Callable Attributes¶
Certain module attributes may be represented in a way that allows them
to be parametrized by other values. For example, the instrument
throughput and contrast are functions of both the wavelength and the
angular separation, and so must be encodable as such in the OpticalSystem
.
To accommodate this, as well as simpler descriptions
where these parameters may be treated as static values, these and other
attributes are defined as ‘callable’. This means that they must be set
as objects that can be called in the normal Python fashion, i.e.,
object(arg1,arg2,...)
.
These objects can be function definitions defined in the code, or imported from other modules. They can be lambda expressions defined inline in the code. Or they can be callable object instances, such as the various scipy interpolants. In cases where the description is just a single value, these attributes can be defined as dummy functions that always return the same value, for example:
def throughput(wavelength,angle):
return 0.5
or, more simply:
throughput = lambda wavelength,angle: 0.5
Warning
It is important to remember that Python differentiates between how it treats class attributes and methods in inheritance. If a value is originally defined as an attribute (such as a lambda function), then it cannot be overloaded by a method in an inheriting class implementation. So, if a prototype contains a callable value as an attribute, it must be implemented as an attribute in all inheriting implementations that wish to change the value. For this reason, the majority of callable attributes in prototype modules are instead defined as methods to avoid potential overloading issues.
Units¶
All attributes/variables representing quantities with units are encoded using astropy.units.quantity.Quantity
objects. Docstrings will often state the default unit used for quantities, but it is never necessary to assume a unit, other than for inputs (see Input Specification).
Coding Conventions¶
EXOSIMS attempts to follow standard Python coding conventions (PEP-8, etc.) and it is required that all new code be blackened. Descriptive variable and module names are strongly encouraged. Documentation of existing modules follows the Google docstring style, although the NumPy style is acceptable for new contributions. For more details, see Docstrings.

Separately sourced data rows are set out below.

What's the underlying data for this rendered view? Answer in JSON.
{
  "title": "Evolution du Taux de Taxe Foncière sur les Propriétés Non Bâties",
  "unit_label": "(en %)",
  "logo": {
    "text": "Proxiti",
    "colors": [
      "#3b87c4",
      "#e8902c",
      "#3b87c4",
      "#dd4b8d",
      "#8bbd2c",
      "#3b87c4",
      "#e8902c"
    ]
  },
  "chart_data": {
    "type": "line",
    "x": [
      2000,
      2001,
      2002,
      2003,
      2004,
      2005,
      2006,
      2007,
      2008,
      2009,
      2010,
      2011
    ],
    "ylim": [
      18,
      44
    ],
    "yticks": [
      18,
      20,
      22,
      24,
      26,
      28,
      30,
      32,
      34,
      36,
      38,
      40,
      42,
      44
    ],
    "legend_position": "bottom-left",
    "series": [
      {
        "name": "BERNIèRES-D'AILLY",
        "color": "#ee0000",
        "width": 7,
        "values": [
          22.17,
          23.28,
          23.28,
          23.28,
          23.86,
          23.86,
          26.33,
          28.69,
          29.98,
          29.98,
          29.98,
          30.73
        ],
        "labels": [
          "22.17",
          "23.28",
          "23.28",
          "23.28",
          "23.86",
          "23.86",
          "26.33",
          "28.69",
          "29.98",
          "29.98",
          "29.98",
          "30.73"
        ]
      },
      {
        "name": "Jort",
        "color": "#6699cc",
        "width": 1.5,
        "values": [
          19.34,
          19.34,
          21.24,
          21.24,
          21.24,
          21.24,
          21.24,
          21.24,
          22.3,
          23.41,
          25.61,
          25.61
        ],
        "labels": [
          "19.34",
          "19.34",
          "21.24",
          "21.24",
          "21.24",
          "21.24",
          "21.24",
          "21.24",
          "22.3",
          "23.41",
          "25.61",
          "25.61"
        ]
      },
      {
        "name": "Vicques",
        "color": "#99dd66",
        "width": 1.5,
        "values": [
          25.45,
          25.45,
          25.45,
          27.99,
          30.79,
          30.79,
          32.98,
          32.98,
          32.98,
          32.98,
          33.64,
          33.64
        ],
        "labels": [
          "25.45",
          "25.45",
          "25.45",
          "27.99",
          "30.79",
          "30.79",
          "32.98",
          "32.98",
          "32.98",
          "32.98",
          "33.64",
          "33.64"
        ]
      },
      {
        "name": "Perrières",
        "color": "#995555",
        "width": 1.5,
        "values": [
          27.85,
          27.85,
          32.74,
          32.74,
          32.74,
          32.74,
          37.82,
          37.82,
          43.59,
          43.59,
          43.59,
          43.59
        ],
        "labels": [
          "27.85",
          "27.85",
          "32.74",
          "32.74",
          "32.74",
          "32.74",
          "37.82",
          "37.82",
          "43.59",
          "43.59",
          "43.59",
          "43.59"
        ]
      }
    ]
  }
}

The existing codebase (as it was written by many different contributors) contains a wide variety of naming conventions and naming styles, including lots of CamelCase and mixedCase names. The project PI thinks these look pretty and is firmly unapologetic on this point.
Interface Specification¶
The docstrings for the prototypes (see Framework) are the interface control documentation (ICD) for EXOSIMS
.
Warning
Module implementations overloading a prototype method may not modify the calling syntax to the method. Doing so will almost invariably cause the new module to not function properly within the broader framework and will almost certainly cause unit tests to fail for that implementation.
New implementations must adhere to the interface specification, and should seek to overload as few methods as possible to produce the desired results. Any change in the method declaration in any prototype is considered interface breaking and will result in a software version bump.